Par Marie-Agnès de Franqueville
Je risque de vous surprendre si je vous annonce que le premier Noël de l’année 2015 verra le jour ce mardi 22 décembre à 4 h 47 précises. C’est à cette minute que commencera notre hiver étrangement doux. Nous souhaiterons ainsi la bienvenue au solstice d’hiver, époque de l’année où le soleil atteint sa plus forte déclinaison boréale, dans l’hémisphère Nord, et s’inverse en solstice d’été dans l’hémisphère Sud dit « austral ». Ce solstice hivernal correspond, au Nord, au jour le plus court et annonce la renaissance du soleil. Son étymologie latine solsticium, de sol, « soleil » et stare, « s’arrêter » confirme cet effacement provisoire de l’astre solaire. Curieusement, Noël est à l’origine, la fête du soleil. Rassurez-vous, il y aura bien un deuxième Noël, et ce dans la pure tradition des pays historiquement chrétiens, en ce vendredi 25 décembre 2015.
Le mot Noël est un mystère à lui tout seul. Il n’apparaît ni dans la liturgie latine ni dans celle grecque. Le Larousse lui prête pourtant une origine latine natalis dies, « jour de naissance ». Ce nom masculin célébrerait pour les Chrétiens la fête de la naissance de Jésus-Christ le 25 décembre. Au sens élargi, il désigne la période de festivités entourant cette date de Noël. Il reste masculin pour qualifier un cantique ou une chanson populaire célébrant cette nativité, mais prend le genre féminin, sous l’influence du mot « fête », lorsqu’il est accompagné de l’article la.

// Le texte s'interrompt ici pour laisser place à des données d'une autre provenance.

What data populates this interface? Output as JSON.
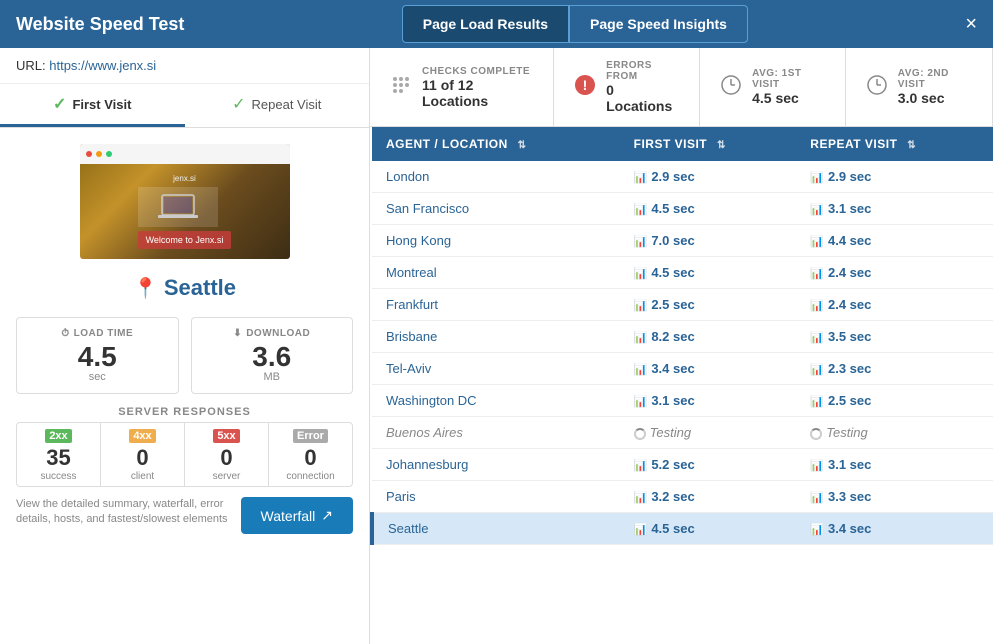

À l’approche de la Noël, étudions l’évolution au fil du temps de notre mot de la semaine. En l’an 1120, le mot latin natalis se transforme en Nael. De désinence hébraïque, Nael réunit le début de natalis et le el désignant Dieu. Le prophète Isaïe désigne par le nom d’Emmanuel le messie à venir, de l’hébreu imanuel, de ime, « avec », anou, « nous » et el, « Dieu est avec nous ». C’est en 1175 qu’est écrit pour la première fois le mot Noël. Le O viendrait de la dissimilation (différenciation) des deux A de natalis. Le tréma sur le E apparaît en 1718 et note la diérèse phonétique, c’est-à-dire la dissociation de deux voyelles à l’intérieur d’une même syllabe. Les plus beaux Noëls de notre enfance restent à jamais gravés dans nos mémoires. Ils attestent que le mot Noël est un des rares noms propres à prendre le pluriel.
Il est une autre version expliquant que Noël aurait d’autres racines, gauloises et grecques à la fois. Les mots gaulois noio, « nouveau » et hel, « soleil » ou bien les noms grecs neos, « nouveau » et helios, « soleil » se recoupent pour traduire Noël comme le soleil nouveau, le retour du soleil après le solstice d’hiver et le rallongement des jours. Dès le IIe siècle, les Romains et les Germains fêtent de manière éclatante ce Sol invictus, « soleil invaincu » par le culte de Mithra, divinité de la lumière, en sacrifiant un jeune taureau. Ce 25 décembre évoque la victoire de la lumière sur les ténèbres. Ce n’est qu’au IVe siècle, vers 354, que le pape Liberus annonce que le 25 décembre, fête païenne, devient officiellement le jour de la célébration de la naissance du Christ. L’Église occidentale désire incarner cette métaphore de Jésus, nouvelle lumière du monde. Cette date n’est en aucun cas historique, puisque les Évangiles demeurent muets sur l’exactitude de cet avènement. Les Églises orthodoxes (la Russie) ou de rites orientaux (l’Arménie, la Grèce) préfèrent la date du 6 ou 7 janvier, fête de l’épiphanie, jour de la révélation de la divinité du Christ. À Jérusalem, les Arméniens orthodoxes fêtent Noël le 19 janvier. À chacun sa date.
Au Moyen Âge, Noël ! Noël ! est un cri de joie poussé par nos aïeux à l’approche d’un heureux événement, une victoire, une naissance, etc.
Ne nous quittons pas sans un petit tour du monde du mot Noël où se retrouvent nos diverses étymologies :
Natale en Italie
Natal au Portugal
Navidad en Espagne
Christmas (les messes du christ) au Royaume-Uni
Weihnachten (Nuits Sacrées) en Allemagne
Chrisstouyenna en Grèce
Jól en Islande
Jul en Norvège, Suède et Danemark
«Noël, c’est la veille, c’est l’attente.»